Les patients de l'étude ont été traités pendant une période de trois ans par des infirmières en santé mentale, dispensant des interventions psychologiques ciblées pour une gamme de problèmes de santé mentale.

La recherche a révélé que :

  • Les scores auto-évalués pour l'humeur et l'anxiété avant et après le traitement ont démontré que la gravité des symptômes et le fonctionnement se sont améliorés de manière significative à la fin du traitement.
  • 92 % des patients sont restés dans les services de santé mentale de soins primaires tout au long du traitement, réduisant ainsi le fardeau des services de santé mentale de soins secondaires.
  • 67 % des patients ayant un emploi ont repris le travail grâce aux indemnités de maladie légales et 5 % des patients au chômage ont repris le travail à la fin du traitement.
  • 4 % des patients ont arrêté les médicaments psychotropes (ce qui représente ceux qui ont également commencé à prendre des médicaments au cours de la période d'étude).

« Le déplacement des infirmières communautaires en santé mentale vers les services aux côtés des praticiens de la santé physique vise à créer un point unique d'accès et d'évaluation pour tous les problèmes de santé mentale. Cependant, il existe actuellement peu de preuves ou d'orientations sur la manière dont cette intégration devrait être mise en œuvre ou sur la manière dont cette intégration devrait être mise en œuvre. l'efficacité des infirmières en santé mentale dans ces contextes », a commenté le chercheur principal, le Dr Mark Kenwright.

“Il s'agit de la première étude à grande échelle à enregistrer l'impact des infirmières communautaires en santé mentale intégrées aux équipes de soins primaires.”

« Nous avons été surpris de constater à quel point les patients s'amélioraient, car les différents prestataires et les différentes lignes de responsabilité peuvent constituer un obstacle à cela dans les équipes multidisciplinaires de soins primaires, mais c'est ce que ce modèle a réalisé. »

Le manque de conseils sur la meilleure façon d'intégrer les services de santé mentale est aggravé au Royaume-Uni par une évolution vers une « mise en service basée sur la pratique », dans laquelle les médecins de premier recours commandent désormais des services pour leur propre cabinet auprès d'un éventail de prestataires différents.

En conséquence, trois rôles différents d'agents de santé mentale sont désormais en concurrence pour la fourniture de soins primaires : les infirmières en santé mentale employées directement par les cabinets de médecins généralistes, les psychologues recrutés dans le cadre du programme « Améliorer l'accès aux thérapies psychologiques » et les infirmières en santé mentale fournies par le NHS. fiducies de santé mentale.
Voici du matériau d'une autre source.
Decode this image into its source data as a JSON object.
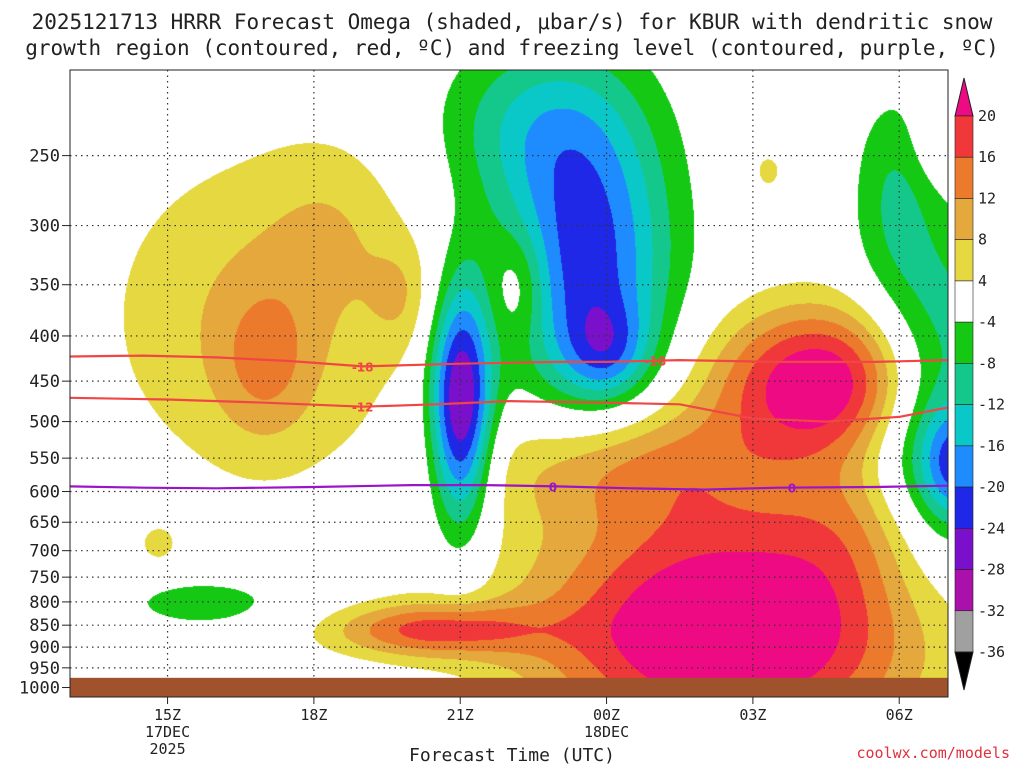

“Il est vraiment important que lorsque les gens ont un problème de santé mentale et sont en détresse, ils puissent voir une seule personne et raconter leur histoire une seule fois et être pris en charge par la bonne personne qui leur fournira le traitement approprié, fondé sur des données probantes, pour leur problème. Il est surprenant de voir à quel point il est difficile de faire en sorte que cela fonctionne dans le système NHS actuel. »

Mark a ajouté : « Cette recherche montre de manière importante qu'il est possible de parvenir à l'intégration et que, lorsqu'elle est effectuée efficacement, les infirmières en santé mentale communautaire peuvent fournir un traitement vital qui amène les gens vers le rétablissement et améliore considérablement leur bien-être. »

L'ouvrage est publié dans le Journal international des études infirmières.